Не торопясь, он натянул на руки резиновые перчатки и пинцетом открыл матрикул. Все пятеро видавших виды краскомов побелели. На их глазах рухнуло и разбилось в пух и прах то, что представлялось им чем-то вроде божества в науке. Ничтожный человечишка, продавший дело свое и душу за роскошный образ жизни, обнаружился перед молодыми медиками во всей своей отвратительной наготе.
Но лекции его они все-таки слушали. И если он не договаривал или пускался в заведомо подготовленные туманности, то «кухаркины дети», как он их называл, твердо и жестко требовали разъяснений.
Профессор В. злился и «разъяснял» скрипучим от бешенства голосом.
Потом он удрал за границу и жаловался там, как из него «вытрясали» его знания. Жаловался на русских студентов, играл на скачках и пил.
А Николай Евгеньевич Слупский и по сей день посмеивается:
— Что правда, то правда: трясли, бедолагу, здорово. Даром он свой хлеб не ел. Мы учиться пришли, а не шутки шутить. И по собственному, как говорится, желанию. Я во сне видел: лечу, оперирую. Во сне пугался: надо оперировать, а как — не знаю…
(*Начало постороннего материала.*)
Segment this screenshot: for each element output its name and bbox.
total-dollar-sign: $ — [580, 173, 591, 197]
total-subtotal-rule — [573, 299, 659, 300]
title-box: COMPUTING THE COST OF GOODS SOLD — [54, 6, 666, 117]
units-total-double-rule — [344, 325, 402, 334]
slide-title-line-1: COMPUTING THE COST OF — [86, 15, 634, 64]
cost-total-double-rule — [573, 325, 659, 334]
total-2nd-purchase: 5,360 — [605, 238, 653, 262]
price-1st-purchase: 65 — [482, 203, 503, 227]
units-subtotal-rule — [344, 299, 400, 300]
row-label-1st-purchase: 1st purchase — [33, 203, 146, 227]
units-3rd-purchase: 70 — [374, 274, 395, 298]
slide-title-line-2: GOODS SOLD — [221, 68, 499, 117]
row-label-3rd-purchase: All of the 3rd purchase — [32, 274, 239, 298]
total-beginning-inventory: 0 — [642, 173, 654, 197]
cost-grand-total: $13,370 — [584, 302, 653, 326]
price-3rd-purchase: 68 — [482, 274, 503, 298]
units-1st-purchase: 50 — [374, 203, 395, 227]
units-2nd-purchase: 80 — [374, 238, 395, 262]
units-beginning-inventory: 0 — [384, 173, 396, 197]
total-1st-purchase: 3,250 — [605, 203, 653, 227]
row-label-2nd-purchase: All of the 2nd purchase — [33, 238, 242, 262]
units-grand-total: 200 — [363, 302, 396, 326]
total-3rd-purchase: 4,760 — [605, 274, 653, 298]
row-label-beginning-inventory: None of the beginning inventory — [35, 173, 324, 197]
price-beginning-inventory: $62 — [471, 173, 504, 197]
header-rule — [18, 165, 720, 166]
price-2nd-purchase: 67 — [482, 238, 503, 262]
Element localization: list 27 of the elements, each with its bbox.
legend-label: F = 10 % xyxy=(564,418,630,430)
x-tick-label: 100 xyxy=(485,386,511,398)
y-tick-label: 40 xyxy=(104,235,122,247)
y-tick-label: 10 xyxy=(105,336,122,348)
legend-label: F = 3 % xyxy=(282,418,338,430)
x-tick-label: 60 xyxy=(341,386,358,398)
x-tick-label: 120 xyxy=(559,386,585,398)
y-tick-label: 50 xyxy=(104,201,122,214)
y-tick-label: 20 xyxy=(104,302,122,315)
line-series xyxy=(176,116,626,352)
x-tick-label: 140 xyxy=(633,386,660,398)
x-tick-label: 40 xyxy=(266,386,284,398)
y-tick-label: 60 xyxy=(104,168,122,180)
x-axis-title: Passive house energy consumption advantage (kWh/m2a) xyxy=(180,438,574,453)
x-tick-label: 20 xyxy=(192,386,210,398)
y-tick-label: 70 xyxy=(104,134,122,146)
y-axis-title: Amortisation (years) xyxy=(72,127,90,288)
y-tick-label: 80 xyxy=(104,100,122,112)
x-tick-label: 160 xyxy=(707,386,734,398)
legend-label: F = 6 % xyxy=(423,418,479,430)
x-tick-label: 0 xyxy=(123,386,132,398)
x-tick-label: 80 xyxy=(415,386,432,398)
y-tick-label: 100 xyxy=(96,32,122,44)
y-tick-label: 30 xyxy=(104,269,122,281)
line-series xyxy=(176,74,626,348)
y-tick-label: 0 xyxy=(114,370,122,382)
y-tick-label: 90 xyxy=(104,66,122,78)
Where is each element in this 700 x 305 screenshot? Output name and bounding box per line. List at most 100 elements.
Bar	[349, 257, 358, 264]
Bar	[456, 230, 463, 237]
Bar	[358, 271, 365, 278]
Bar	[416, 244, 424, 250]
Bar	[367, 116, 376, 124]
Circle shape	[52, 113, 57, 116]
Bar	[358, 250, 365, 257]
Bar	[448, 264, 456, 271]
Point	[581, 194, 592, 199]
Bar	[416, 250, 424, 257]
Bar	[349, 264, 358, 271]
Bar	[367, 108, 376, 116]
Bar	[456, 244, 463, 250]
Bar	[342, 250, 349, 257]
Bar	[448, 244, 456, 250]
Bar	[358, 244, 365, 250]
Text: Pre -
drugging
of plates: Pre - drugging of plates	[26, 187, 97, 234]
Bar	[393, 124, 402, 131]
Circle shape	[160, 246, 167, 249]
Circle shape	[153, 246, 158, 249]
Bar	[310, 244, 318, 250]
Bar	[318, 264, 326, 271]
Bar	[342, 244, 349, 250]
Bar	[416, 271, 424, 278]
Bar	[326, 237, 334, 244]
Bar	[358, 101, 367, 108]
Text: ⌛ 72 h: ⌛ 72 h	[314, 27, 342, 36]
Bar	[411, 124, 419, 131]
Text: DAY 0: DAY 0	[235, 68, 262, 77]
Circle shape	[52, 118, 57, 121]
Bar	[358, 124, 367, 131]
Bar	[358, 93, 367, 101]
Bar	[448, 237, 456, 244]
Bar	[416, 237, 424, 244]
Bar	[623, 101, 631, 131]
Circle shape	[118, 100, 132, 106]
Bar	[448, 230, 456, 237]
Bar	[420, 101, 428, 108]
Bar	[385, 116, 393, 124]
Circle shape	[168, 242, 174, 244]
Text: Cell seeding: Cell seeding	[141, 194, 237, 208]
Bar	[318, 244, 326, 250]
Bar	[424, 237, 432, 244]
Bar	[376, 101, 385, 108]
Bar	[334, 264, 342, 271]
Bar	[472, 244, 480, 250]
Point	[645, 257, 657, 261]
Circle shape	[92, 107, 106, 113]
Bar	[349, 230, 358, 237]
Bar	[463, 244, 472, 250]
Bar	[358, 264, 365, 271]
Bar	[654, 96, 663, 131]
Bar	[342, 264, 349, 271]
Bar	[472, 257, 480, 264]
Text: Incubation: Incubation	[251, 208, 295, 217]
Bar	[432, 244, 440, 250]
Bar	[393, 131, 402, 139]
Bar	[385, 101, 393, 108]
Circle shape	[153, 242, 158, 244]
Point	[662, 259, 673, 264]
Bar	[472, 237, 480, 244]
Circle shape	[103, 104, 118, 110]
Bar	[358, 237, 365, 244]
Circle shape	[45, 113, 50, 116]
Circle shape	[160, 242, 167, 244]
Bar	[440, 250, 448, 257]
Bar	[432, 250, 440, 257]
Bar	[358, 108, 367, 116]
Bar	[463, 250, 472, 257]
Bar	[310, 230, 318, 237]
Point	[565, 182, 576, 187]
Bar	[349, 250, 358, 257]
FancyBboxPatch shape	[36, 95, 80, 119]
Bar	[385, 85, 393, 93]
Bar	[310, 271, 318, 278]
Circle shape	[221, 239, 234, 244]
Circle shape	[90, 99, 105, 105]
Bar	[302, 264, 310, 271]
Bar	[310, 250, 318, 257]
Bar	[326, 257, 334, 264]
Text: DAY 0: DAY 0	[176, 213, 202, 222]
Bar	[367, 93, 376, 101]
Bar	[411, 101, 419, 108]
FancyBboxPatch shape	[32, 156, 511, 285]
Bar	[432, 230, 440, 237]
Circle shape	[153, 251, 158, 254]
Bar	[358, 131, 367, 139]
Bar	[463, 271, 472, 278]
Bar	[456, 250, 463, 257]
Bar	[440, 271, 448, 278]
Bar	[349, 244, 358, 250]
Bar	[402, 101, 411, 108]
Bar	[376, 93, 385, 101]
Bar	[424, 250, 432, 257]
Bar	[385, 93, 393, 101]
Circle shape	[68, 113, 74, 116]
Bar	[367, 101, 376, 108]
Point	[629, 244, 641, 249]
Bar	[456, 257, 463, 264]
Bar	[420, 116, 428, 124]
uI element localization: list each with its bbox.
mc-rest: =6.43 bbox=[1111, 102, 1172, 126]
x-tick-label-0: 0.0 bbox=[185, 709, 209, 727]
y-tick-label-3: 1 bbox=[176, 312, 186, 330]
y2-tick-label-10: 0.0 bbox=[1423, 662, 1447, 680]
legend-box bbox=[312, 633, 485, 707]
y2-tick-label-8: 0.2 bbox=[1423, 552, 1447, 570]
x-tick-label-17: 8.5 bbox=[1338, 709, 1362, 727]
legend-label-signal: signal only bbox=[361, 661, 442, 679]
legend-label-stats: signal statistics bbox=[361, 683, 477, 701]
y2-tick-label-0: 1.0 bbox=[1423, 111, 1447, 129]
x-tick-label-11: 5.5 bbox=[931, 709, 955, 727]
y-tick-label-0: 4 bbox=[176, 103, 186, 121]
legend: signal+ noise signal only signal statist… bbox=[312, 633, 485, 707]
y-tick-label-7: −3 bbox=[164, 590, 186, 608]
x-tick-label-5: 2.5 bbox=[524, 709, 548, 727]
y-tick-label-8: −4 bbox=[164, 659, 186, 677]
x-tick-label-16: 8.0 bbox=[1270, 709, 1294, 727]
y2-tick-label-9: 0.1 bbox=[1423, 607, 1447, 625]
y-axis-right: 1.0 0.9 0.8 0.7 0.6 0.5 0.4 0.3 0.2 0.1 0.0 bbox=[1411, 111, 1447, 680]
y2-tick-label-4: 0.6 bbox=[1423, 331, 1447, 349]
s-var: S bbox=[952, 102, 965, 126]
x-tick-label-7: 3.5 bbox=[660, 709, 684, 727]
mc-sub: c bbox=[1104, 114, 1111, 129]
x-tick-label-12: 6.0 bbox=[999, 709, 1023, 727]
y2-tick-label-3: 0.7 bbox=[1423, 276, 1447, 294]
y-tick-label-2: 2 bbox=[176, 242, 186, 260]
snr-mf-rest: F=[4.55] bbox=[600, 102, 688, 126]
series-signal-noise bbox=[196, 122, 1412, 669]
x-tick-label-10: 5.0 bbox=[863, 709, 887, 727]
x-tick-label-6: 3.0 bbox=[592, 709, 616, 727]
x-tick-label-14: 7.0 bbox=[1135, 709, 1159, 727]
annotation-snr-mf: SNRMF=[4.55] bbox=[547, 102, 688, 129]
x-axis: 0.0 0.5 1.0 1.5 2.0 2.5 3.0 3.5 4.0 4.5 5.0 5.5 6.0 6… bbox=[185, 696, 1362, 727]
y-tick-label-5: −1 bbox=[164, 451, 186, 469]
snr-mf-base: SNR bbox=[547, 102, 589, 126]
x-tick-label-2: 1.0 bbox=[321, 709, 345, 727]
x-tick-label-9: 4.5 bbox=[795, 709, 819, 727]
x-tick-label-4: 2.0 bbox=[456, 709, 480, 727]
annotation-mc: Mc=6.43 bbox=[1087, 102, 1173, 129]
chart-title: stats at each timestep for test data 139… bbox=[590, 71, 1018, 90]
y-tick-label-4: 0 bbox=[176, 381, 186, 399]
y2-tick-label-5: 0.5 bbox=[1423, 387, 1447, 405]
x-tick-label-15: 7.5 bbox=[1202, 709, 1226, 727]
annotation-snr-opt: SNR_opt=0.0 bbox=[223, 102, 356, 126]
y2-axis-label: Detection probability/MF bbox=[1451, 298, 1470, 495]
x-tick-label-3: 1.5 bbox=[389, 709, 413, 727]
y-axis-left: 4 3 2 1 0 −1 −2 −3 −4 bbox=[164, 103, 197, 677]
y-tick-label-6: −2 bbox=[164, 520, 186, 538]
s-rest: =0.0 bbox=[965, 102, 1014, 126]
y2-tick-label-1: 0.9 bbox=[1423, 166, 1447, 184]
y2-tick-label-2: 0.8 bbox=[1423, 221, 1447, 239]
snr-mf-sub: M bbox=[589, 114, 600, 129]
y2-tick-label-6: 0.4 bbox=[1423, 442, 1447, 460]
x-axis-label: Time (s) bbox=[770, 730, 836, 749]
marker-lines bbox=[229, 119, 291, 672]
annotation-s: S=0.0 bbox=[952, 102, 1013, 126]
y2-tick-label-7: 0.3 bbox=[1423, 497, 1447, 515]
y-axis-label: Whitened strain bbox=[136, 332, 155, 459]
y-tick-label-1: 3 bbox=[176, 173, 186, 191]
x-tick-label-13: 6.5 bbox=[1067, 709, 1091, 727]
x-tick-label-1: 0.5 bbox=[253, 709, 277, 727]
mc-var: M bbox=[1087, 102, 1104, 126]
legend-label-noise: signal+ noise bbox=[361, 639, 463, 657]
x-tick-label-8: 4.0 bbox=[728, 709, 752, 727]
Время было сложное, старые навыки, привычки, традиции умирать никак не хотели. Знаменитый сторож бывшей пироговской «черной анатомии» (анатомического театра) Роман — пьяница, но умелый помощник прозекторов, много лет не выходивший за пределы своего «заведения», — по-прежнему называл профессуру «ваше высокопревосходительство», а слушателей академии — «вашесковородие». Объяснять происшедшие перемены старику было бесполезно. Он только помаргивал и отмахивался.
На «вакации» бывший краском Слупский ездил к родителям, в дальнее село. Здесь, ежели кто забивал барана, Николай Евгеньевич его непременно препарировал, но с таким изяществом, что владелец туши не ругался. Сюда же приезжали дядья, врачи, один из Вольска, другой из Чернигова, врачи земские, опытные, умные, наблюдательные. «Вакации» превращались в занятия: оба дяди желали видеть своего племянника не «вольноопределяющимся» от медицины, а настоящим врачом. Был еще и двоюродный дед, тоже врач, — тот гонял всех троих нещадно, от него даже сбегали на речку.
В академии учителя у Слупского были чрезвычайно сильные: Шевкуненко, Тонков, Павлов, Москаленко, Оппель. Особенно строго относились к изучению анатомии. В запястье есть восемь косточек, студенты на ощупь должны были знать, какие правой руки, какие левой. А знаменитый Тонков укалывал на экзамене труп длинной иглой и спрашивал:
— Через что прошла игла?
Строг был неумолимо и никакие чрезвычайные и жалостные обстоятельства своих слушателей во внимание не принимал.
— В хирурги собрался? — спрашивал он. — Без знания анатомии? Забудь, голубчик, забудь мечту свою и ступай от меня вон. Ступай, мне и глядеть на тебя совестно!
Бывало, стены аудиторий содрогались от могучего хохота. Это старые профессора рассказывали будущим первым советским врачам о некоторых камуфлетах медицины времен Российской империи. Так, например, одной весьма сановитой даме понадобился медик, и непременно притом представительной наружности. Кого к ней не посылали, всех гнала вон.
— Голос противный — это про одного.
— Рыжих не выношу! — это про другого.
— Заика! — это про третьего.
Тогда послали капризной сановнице представительнейшего семинариста, конечно, проинструктировав его слегка. Семинарист был нанят дамой помесячно с окладом в семьдесят рублей только потому, что выписал ей самое дорогое из всех существующих лекарств. Пилюли тогда делались в золотой обкладке. Обкладка стоила десять рублей. Вот это даме и понравилось.